Saturday 6 December 2008

Thinking faith on livesimply

Thinking Faith, the Jesuit on-line journal, has an interesting article entitled The Challenge to Live Simply. This is a very well articulated account of the livesimply project, and I think anyone who wishes to comment on that project should read this article. It is very easy to get drawn into commenting on livesimply without understanding its real basis - commenting on the comments, rather than on the original! If you read this article, I think that you will see that some genuinely Catholic insights are involved in the project; indeed, I would suggest that one can see in it elements of a genuine charism in the Church.

You need to read the Thinking Faith article to make sense of the following observations:

livesimply tends to express its approach to relationships in the order of relationships with other people followed by relationship with God (eg in the third paragraph) - Deus Caritas Est presents these two the other way round, the relationship with God being treated before that with other people. According to Cardinal Cordes, the drafting of Deus Caritas Est by the Pontifical Council Cor Unum put them the same way round as the livesimply project, and Pope Benedict deliberately changed the order round when he wrote the encyclical. This isn't to say that livesimply has got it wrong, since the essential point is that the two go together. But it may indicate a certain development in doctrine.

livesimply might be criticised for lacking a Christological reference in much of its work. The Thinking Faith article contains the following paragraph:
We have an incarnational faith. We believe that God became human in Jesus and therefore God became poor, powerless and vulnerable. The gospels tell the story of the life, mission and death of Jesus and this sets an example of how we should act towards others. Jesus stood out against the social and cultural expectations of his times in the way he interacted with the Pharisees, in the way his disciples understood him, and most of all on the cross. So it is with us; in a world of greed, selfishness and consumerism we are called to be good news for the poor.
I think this paragraph does give a ground for suggesting that the practise of the livesimply project should articulate a more explicit Christological reference. I think that reference can be developed more fully than this paragraph's presentation of Jesus as the example we follow, perhaps along the lines of Jesus as a redeemer of poverty through his assuming of poverty.

I think the paragraph headed "Living sustainably" recognises that the environmentalist aspect of livesimply does not really have its origins in Populorum Progressio, the encyclical that is the inspiration of the project as a whole. It is a "later insertion", though that does not necessarily make it erroneous. I think we should be cautious about accepting "kinship" with creation as a replacement for "subjugation". Whilst the latter word might not communicate successfully to contemporary sensitivities, the idea that the material created world is for the service of humankind and for him to use towards his own good (cf Genesis) is not necessarily adequately communicated by the word "kinship" either. Pope Benedict, when he is "talking green", presents creation as something to be valued and protected because of its being a manifestation of its Creator. His environmentalism has a Trinitarian and Christological reference, which could perhaps be drawn into the livesimply project as part of a development of its Christological reference.

The paragraph headed "Living simply" contains a one sentence reference to the evangelical counsel of poverty as lived out in consecrated life in the Church.

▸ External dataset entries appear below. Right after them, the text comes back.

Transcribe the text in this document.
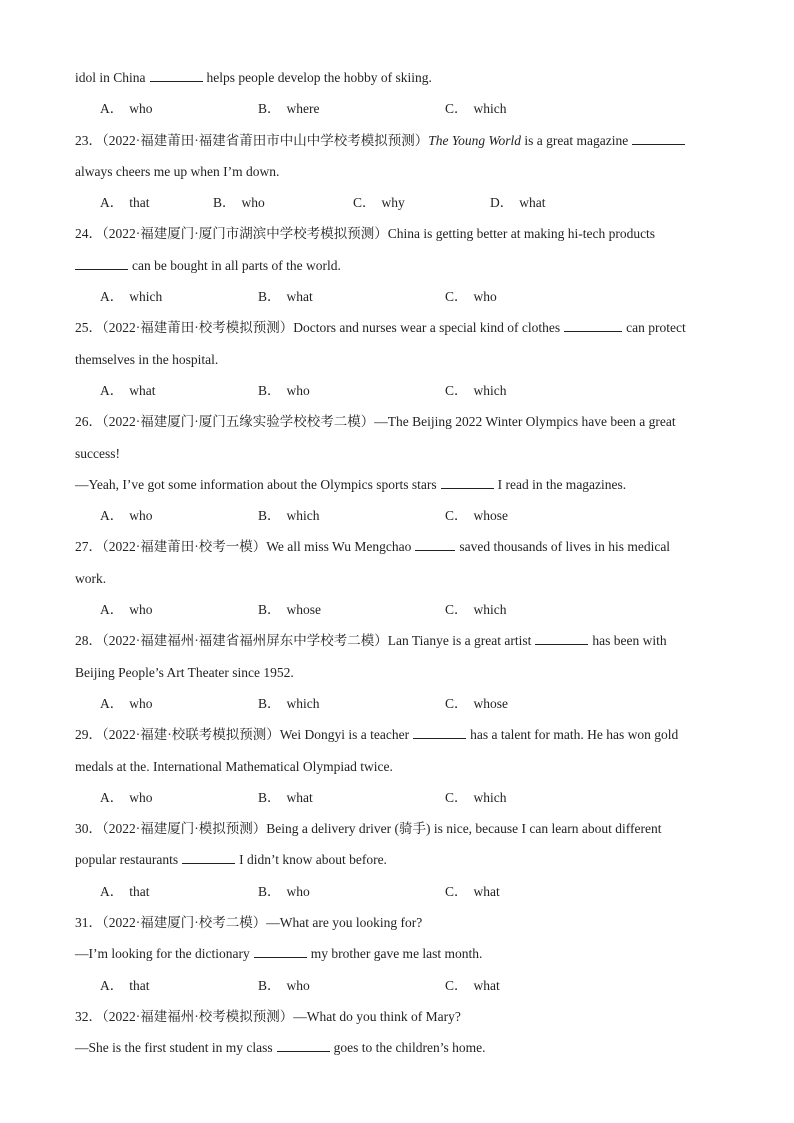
idol in China	helps people develop the hobby of skiing.
A． who	B． where	C． which
23．（2022·福建莆田·福建省莆田市中山中学校考模拟预测）The Young World is a great magazine
always cheers me up when I’m down.
A． that	B． who	C． why	D． what
24．（2022·福建厦门·厦门市湖滨中学校考模拟预测）China is getting better at making hi-tech products
can be bought in all parts of the world.
A． which	B． what	C． who
25．（2022·福建莆田·校考模拟预测）Doctors and nurses wear a special kind of clothes	can protect
themselves in the hospital.
A． what	B． who	C． which
26．（2022·福建厦门·厦门五缘实验学校校考二模）—The Beijing 2022 Winter Olympics have been a great
success!
—Yeah, I’ve got some information about the Olympics sports stars	I read in the magazines.
A． who	B． which	C． whose
27．（2022·福建莆田·校考一模）We all miss Wu Mengchao	saved thousands of lives in his medical
work.
A． who	B． whose	C． which
28．（2022·福建福州·福建省福州屏东中学校考二模）Lan Tianye is a great artist	has been with
Beijing People’s Art Theater since 1952.
A． who	B． which	C． whose
29．（2022·福建·校联考模拟预测）Wei Dongyi is a teacher	has a talent for math. He has won gold
medals at the. International Mathematical Olympiad twice.
A． who	B． what	C． which
30．（2022·福建厦门·模拟预测）Being a delivery driver (骑手) is nice, because I can learn about different
popular restaurants	I didn’t know about before.
A． that	B． who	C． what
31．（2022·福建厦门·校考二模）—What are you looking for?
—I’m looking for the dictionary	my brother gave me last month.
A． that	B． who	C． what
32．（2022·福建福州·校考模拟预测）—What do you think of Mary?
—She is the first student in my class	goes to the children’s home.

Again, I think this allows us to see in livesimply a modern presentation of the evangelical counsel of poverty, without that being against the inspiration of the project. This would go hand in hand with a development of the Christological reference of livesimply. Towards the end of the article, a suggestion is made that livesimply could give rise to "basic Christian communities". This choice of terminology has a certain historical, ecclesial and political context. But the idea of people living life together under a chosen condition of poverty seems to me a profoundly Christian idea. Leaving aside a vocabulary with a particular political or social overtone, this could be seen, as are the new movements in the Church, as a contemporary way of living what would previously have been called religious life.

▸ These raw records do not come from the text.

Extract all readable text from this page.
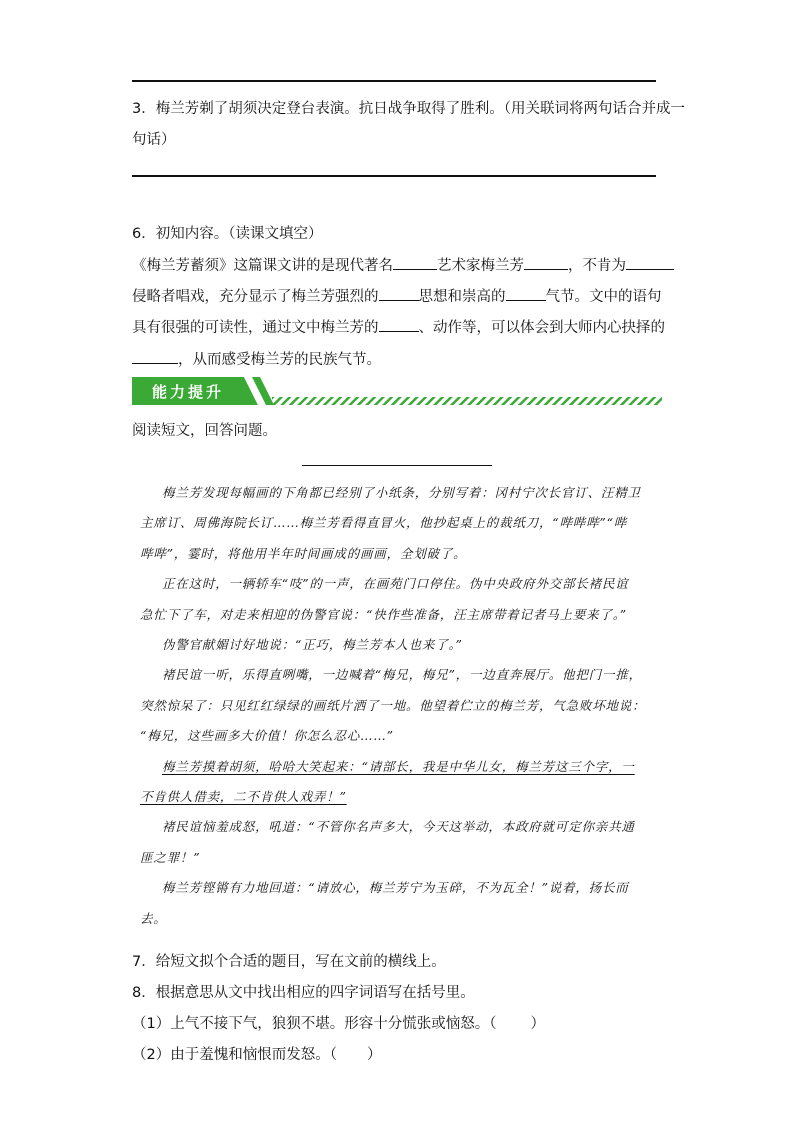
3．梅兰芳剃了胡须决定登台表演。抗日战争取得了胜利。（用关联词将两句话合并成一
句话）
6．初知内容。（读课文填空）
《梅兰芳蓄须》这篇课文讲的是现代著名	艺术家梅兰芳	，不肯为
侵略者唱戏，充分显示了梅兰芳强烈的	思想和崇高的	气节。文中的语句
具有很强的可读性，通过文中梅兰芳的	、动作等，可以体会到大师内心抉择的
，从而感受梅兰芳的民族气节。
能力提升
阅读短文，回答问题。
梅兰芳发现每幅画的下角都已经别了小纸条，分别写着：冈村宁次长官订、汪精卫
主席订、周佛海院长订……梅兰芳看得直冒火，他抄起桌上的裁纸刀，“哔哔哔”“哔
哔哔”，霎时，将他用半年时间画成的画画，全划破了。
正在这时，一辆轿车“吱”的一声，在画苑门口停住。伪中央政府外交部长褚民谊
急忙下了车，对走来相迎的伪警官说：“快作些准备，汪主席带着记者马上要来了。”
伪警官献媚讨好地说：“正巧，梅兰芳本人也来了。”
褚民谊一听，乐得直咧嘴，一边喊着“梅兄，梅兄”，一边直奔展厅。他把门一推，
突然惊呆了：只见红红绿绿的画纸片洒了一地。他望着伫立的梅兰芳，气急败坏地说：
“梅兄，这些画多大价值！你怎么忍心……”
梅兰芳摸着胡须，哈哈大笑起来：“请部长，我是中华儿女，梅兰芳这三个字，一
不肯供人借卖，二不肯供人戏弄！”
褚民谊恼羞成怒，吼道：“不管你名声多大，今天这举动，本政府就可定你亲共通
匪之罪！”
梅兰芳铿锵有力地回道：“请放心，梅兰芳宁为玉碎，不为瓦全！”说着，扬长而
去。
7．给短文拟个合适的题目，写在文前的横线上。
8．根据意思从文中找出相应的四字词语写在括号里。
（1）上气不接下气，狼狈不堪。形容十分慌张或恼怒。（ ）
（2）由于羞愧和恼恨而发怒。（ ）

This paragraph, in the section headed "Living in solidarity", is perhaps unfortunate in opposing the religious practise of going to Mass to charitable mission. Completely resolvable, though, if the Christological reference implicit in livesimply is fully developed:
The Parable of the Sheep and the Goats in Matthew 25 reminds us that the final judgement will not be concerned with the things that usually enter our heads when we think of our religion – for example, how many times we attended Mass – but rather with how we behaved to Jesus when we encountered him in our brothers and sisters in need. Our prayer life and religious devotions are things that have to help and sustain us in our desire for the common good.

I think it is possible to see in livesimply elements of a genuine charism in the Church, to see things that could lead to genuine renewal in the living of the evangelical counsel of poverty in the Church. Its call to turn away from materialism, from the desire for more and more things, and towards a more spiritual life is something that I think Pope Benedict would support wholeheartedly.